While you’re at it, make sure to check out these hit books being made into movies this year. So, yes, more people will likely watch “The Power of the Dog,” the latest from Jane Campion, than any other film in her decades-long career because it’s on Netflix. And you should watch it whether at home or, if you can, in a theater. But I’m grateful that I’ve seen it several times projected in theaters.

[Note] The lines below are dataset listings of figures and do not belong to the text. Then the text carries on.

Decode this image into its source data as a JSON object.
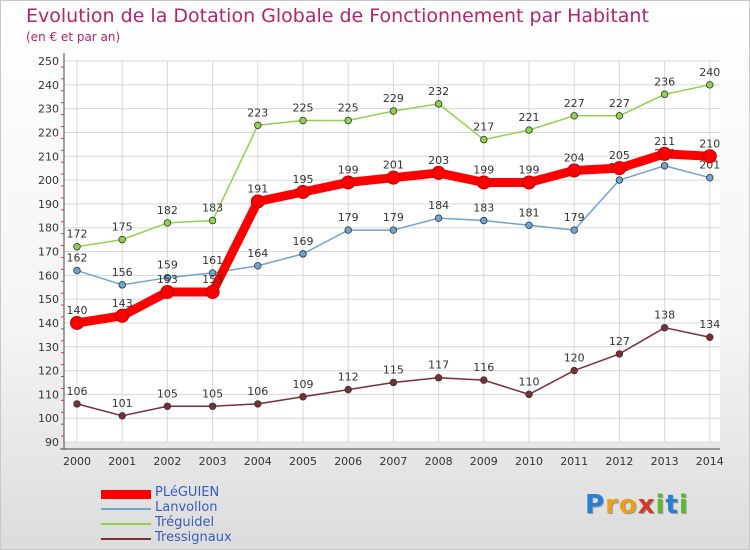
{
  "chart_data": {
    "type": "line",
    "title": "Evolution de la Dotation Globale de Fonctionnement par Habitant",
    "subtitle": "(en € et par an)",
    "x": [
      "2000",
      "2001",
      "2002",
      "2003",
      "2004",
      "2005",
      "2006",
      "2007",
      "2008",
      "2009",
      "2010",
      "2011",
      "2012",
      "2013",
      "2014"
    ],
    "ylim": [
      90,
      250
    ],
    "yticks": [
      90,
      100,
      110,
      120,
      130,
      140,
      150,
      160,
      170,
      180,
      190,
      200,
      210,
      220,
      230,
      240,
      250
    ],
    "grid": true,
    "legend_position": "bottom-left",
    "series": [
      {
        "name": "PLéGUIEN",
        "color": "#ff0000",
        "values": [
          140,
          143,
          153,
          153,
          191,
          195,
          199,
          201,
          203,
          199,
          199,
          204,
          205,
          211,
          210
        ]
      },
      {
        "name": "Lanvollon",
        "color": "#6fa3d4",
        "values": [
          162,
          156,
          159,
          161,
          164,
          169,
          179,
          179,
          184,
          183,
          181,
          179,
          200,
          206,
          201
        ]
      },
      {
        "name": "Tréguidel",
        "color": "#8ed24e",
        "values": [
          172,
          175,
          182,
          183,
          223,
          225,
          225,
          229,
          232,
          217,
          221,
          227,
          227,
          236,
          240
        ]
      },
      {
        "name": "Tressignaux",
        "color": "#7a2e36",
        "values": [
          106,
          101,
          105,
          105,
          106,
          109,
          112,
          115,
          117,
          116,
          110,
          120,
          127,
          138,
          134
        ]
      }
    ]
  },
  "brand": {
    "letters": [
      {
        "ch": "P",
        "color": "#2a7fd4"
      },
      {
        "ch": "r",
        "color": "#e8a020"
      },
      {
        "ch": "o",
        "color": "#e8a020"
      },
      {
        "ch": "x",
        "color": "#d43a2a"
      },
      {
        "ch": "i",
        "color": "#5cb82e"
      },
      {
        "ch": "t",
        "color": "#2a7fd4"
      },
      {
        "ch": "i",
        "color": "#5cb82e"
      }
    ]
  }
}
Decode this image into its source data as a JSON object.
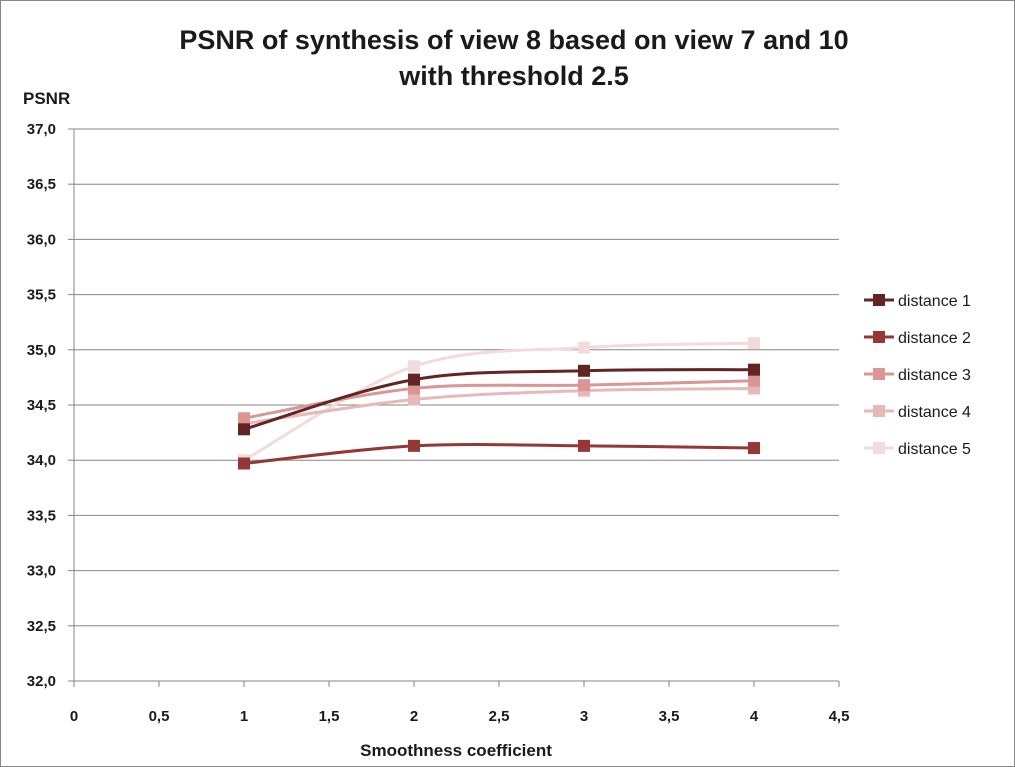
{
  "chart_data": {
    "type": "line",
    "title_lines": [
      "PSNR of synthesis of view 8 based on view 7 and 10",
      "with threshold 2.5"
    ],
    "xlabel": "Smoothness coefficient",
    "ylabel": "PSNR",
    "xlim": [
      0,
      4.5
    ],
    "ylim": [
      32.0,
      37.0
    ],
    "x_ticks": [
      "0",
      "0,5",
      "1",
      "1,5",
      "2",
      "2,5",
      "3",
      "3,5",
      "4",
      "4,5"
    ],
    "y_ticks": [
      "32,0",
      "32,5",
      "33,0",
      "33,5",
      "34,0",
      "34,5",
      "35,0",
      "35,5",
      "36,0",
      "36,5",
      "37,0"
    ],
    "x_tick_values": [
      0,
      0.5,
      1,
      1.5,
      2,
      2.5,
      3,
      3.5,
      4,
      4.5
    ],
    "y_tick_values": [
      32.0,
      32.5,
      33.0,
      33.5,
      34.0,
      34.5,
      35.0,
      35.5,
      36.0,
      36.5,
      37.0
    ],
    "grid": "horizontal",
    "legend_position": "right",
    "x": [
      1,
      2,
      3,
      4
    ],
    "series": [
      {
        "name": "distance 1",
        "color": "#632523",
        "values": [
          34.28,
          34.73,
          34.81,
          34.82
        ]
      },
      {
        "name": "distance 2",
        "color": "#953735",
        "values": [
          33.97,
          34.13,
          34.13,
          34.11
        ]
      },
      {
        "name": "distance 3",
        "color": "#d99694",
        "values": [
          34.38,
          34.65,
          34.68,
          34.72
        ]
      },
      {
        "name": "distance 4",
        "color": "#e6b9b8",
        "values": [
          34.33,
          34.55,
          34.63,
          34.65
        ]
      },
      {
        "name": "distance 5",
        "color": "#f2dcdb",
        "values": [
          34.0,
          34.85,
          35.02,
          35.06
        ]
      }
    ]
  }
}
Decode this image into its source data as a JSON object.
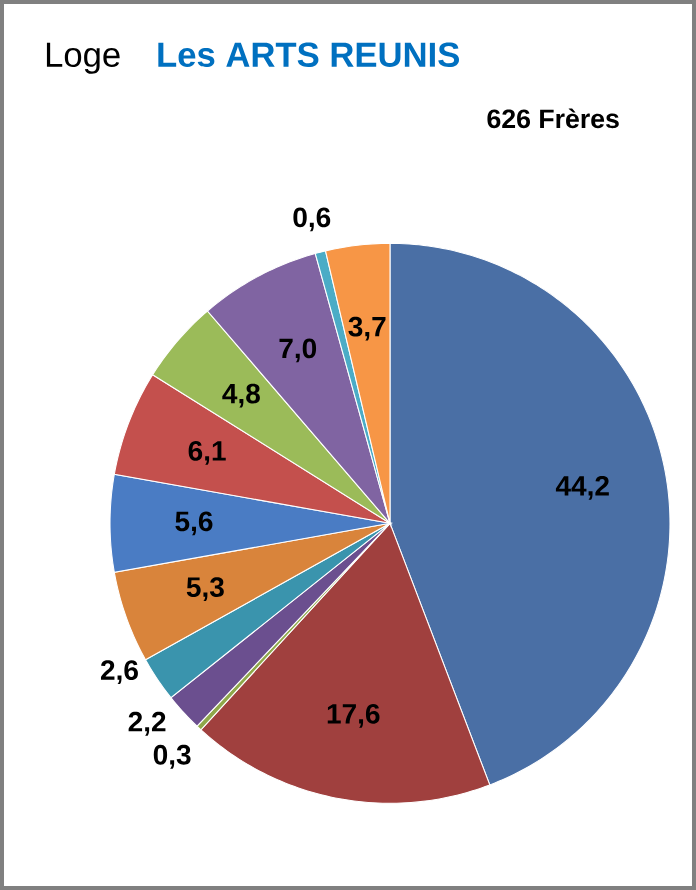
{
  "chart_data": {
    "type": "pie",
    "title": "Loge",
    "subtitle": "Les ARTS REUNIS",
    "annotations": [
      "626 Frères"
    ],
    "categories": [
      null,
      null,
      null,
      null,
      null,
      null,
      null,
      null,
      null,
      null,
      null,
      null
    ],
    "values": [
      44.2,
      17.6,
      0.3,
      2.2,
      2.6,
      5.3,
      5.6,
      6.1,
      4.8,
      7.0,
      0.6,
      3.7
    ],
    "value_labels": [
      "44,2",
      "17,6",
      "0,3",
      "2,2",
      "2,6",
      "5,3",
      "5,6",
      "6,1",
      "4,8",
      "7,0",
      "0,6",
      "3,7"
    ],
    "colors": [
      "#4a6fa5",
      "#a0403e",
      "#8fa84a",
      "#6b4f8f",
      "#3a94ad",
      "#d9843b",
      "#4a7cc4",
      "#c4504d",
      "#9bbb59",
      "#8064a2",
      "#4bacc6",
      "#f79646"
    ]
  }
}
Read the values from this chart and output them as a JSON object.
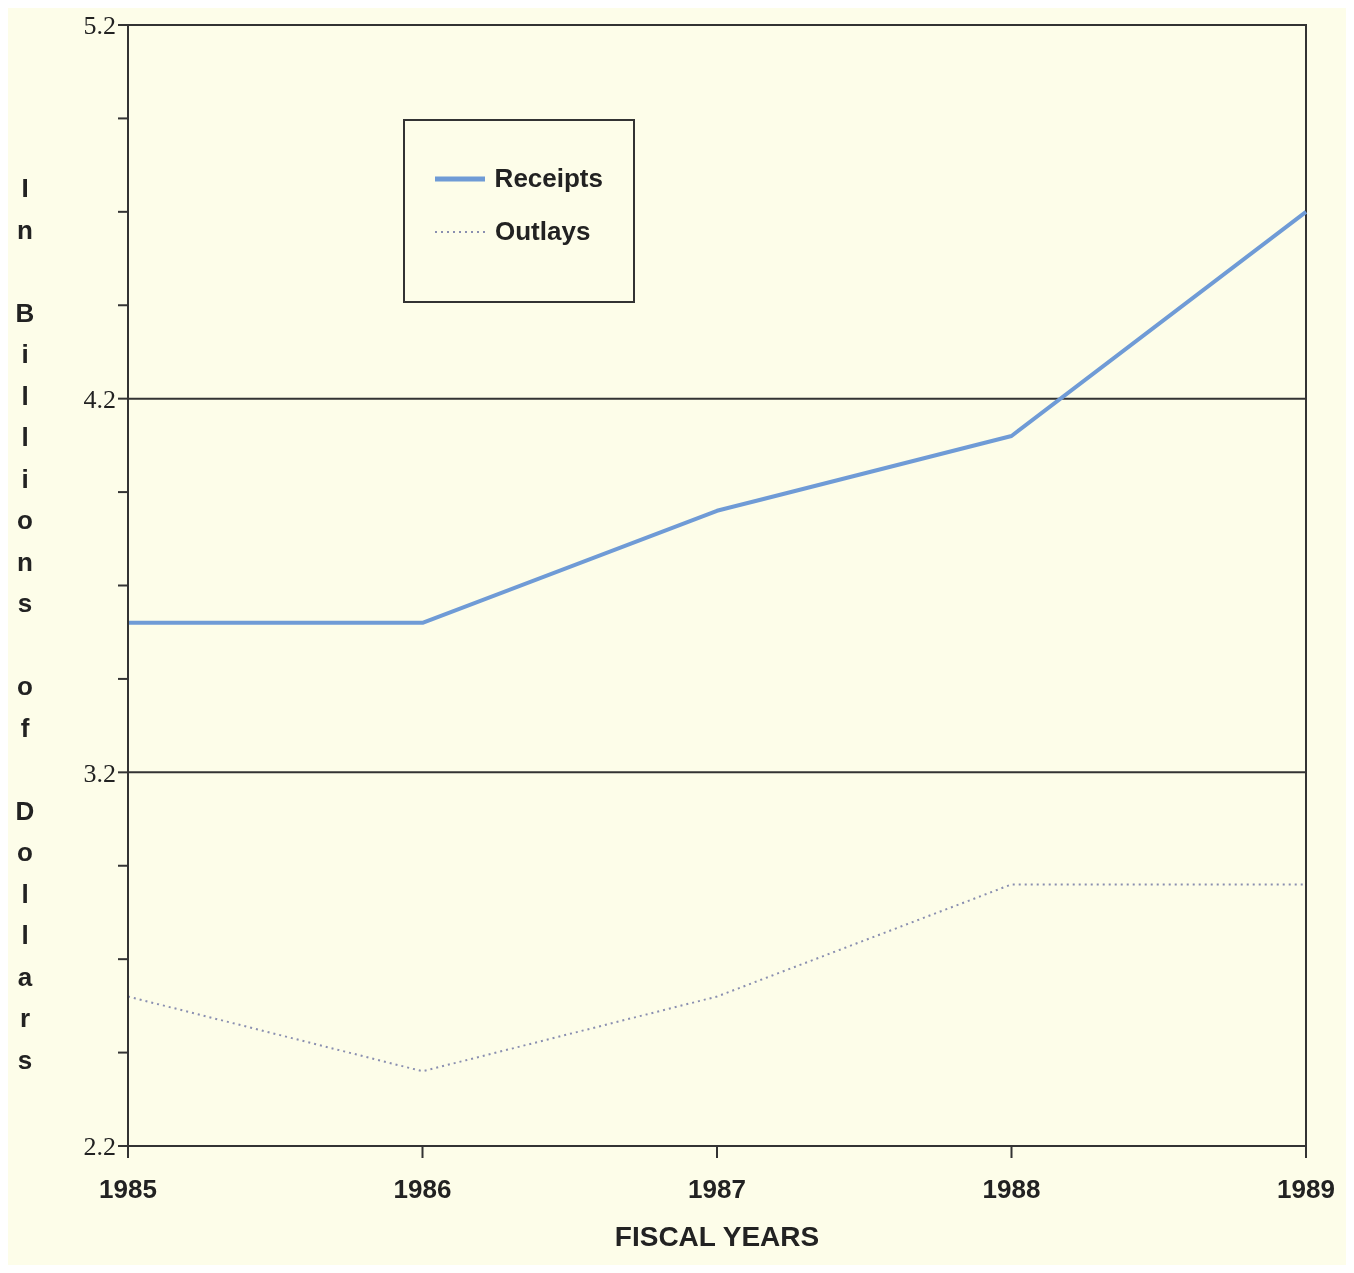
{
  "chart_data": {
    "type": "line",
    "xlabel": "FISCAL YEARS",
    "ylabel": "In Billions of Dollars",
    "categories": [
      "1985",
      "1986",
      "1987",
      "1988",
      "1989"
    ],
    "series": [
      {
        "name": "Receipts",
        "color": "#6f9bd6",
        "line_style": "solid",
        "values": [
          3.6,
          3.6,
          3.9,
          4.1,
          4.7
        ]
      },
      {
        "name": "Outlays",
        "color": "#8a8fb0",
        "line_style": "dotted",
        "values": [
          2.6,
          2.4,
          2.6,
          2.9,
          2.9
        ]
      }
    ],
    "ylim": [
      2.2,
      5.2
    ],
    "yticks": [
      2.2,
      {
        "value": 2.45,
        "label": null
      },
      {
        "value": 2.7,
        "label": null
      },
      {
        "value": 2.95,
        "label": null
      },
      3.2,
      {
        "value": 3.45,
        "label": null
      },
      {
        "value": 3.7,
        "label": null
      },
      {
        "value": 3.95,
        "label": null
      },
      4.2,
      {
        "value": 4.45,
        "label": null
      },
      {
        "value": 4.7,
        "label": null
      },
      {
        "value": 4.95,
        "label": null
      },
      5.2
    ],
    "grid": "y",
    "legend": "top left",
    "marker": "none"
  }
}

Bob Odenkirk takes one hell of a beating in Nobody–and, per a joke made by his Hutch Mansell, you should see the other guys. Yet a lack of novelty is hardly necessary in light of Odenkirk’s masterful performance as a man brought low by self-deception and, consequently, resurrected by facing his inherent angry identity. Odenkirk’s ability to handle the barrage of brutal set pieces thrown his way is itself part of this affair’s conceit, and yet once he proves his action-movie mettle, the proceedings lose none of their verve, delivering gory mayhem with a tongue planted firmly in cheek. The late participation of Christopher Lloyd and RZA only boosts the goofy charm of this R-rated romp, which goes for broke–and breaks a lot of bones in the process–to amusingly ferocious ends. Clint Eastwood’s movies are almost always best when they star their director. Back in the literal saddle for the first time in decades, the Hollywood legend’s latest finds him playing a broken-down ex-rodeo star named Milo who, to repay a debt to his former boss (Dwight Yoakam), travels to Mexico to retrieve the young man’s son Rafo (Eduardo Minett).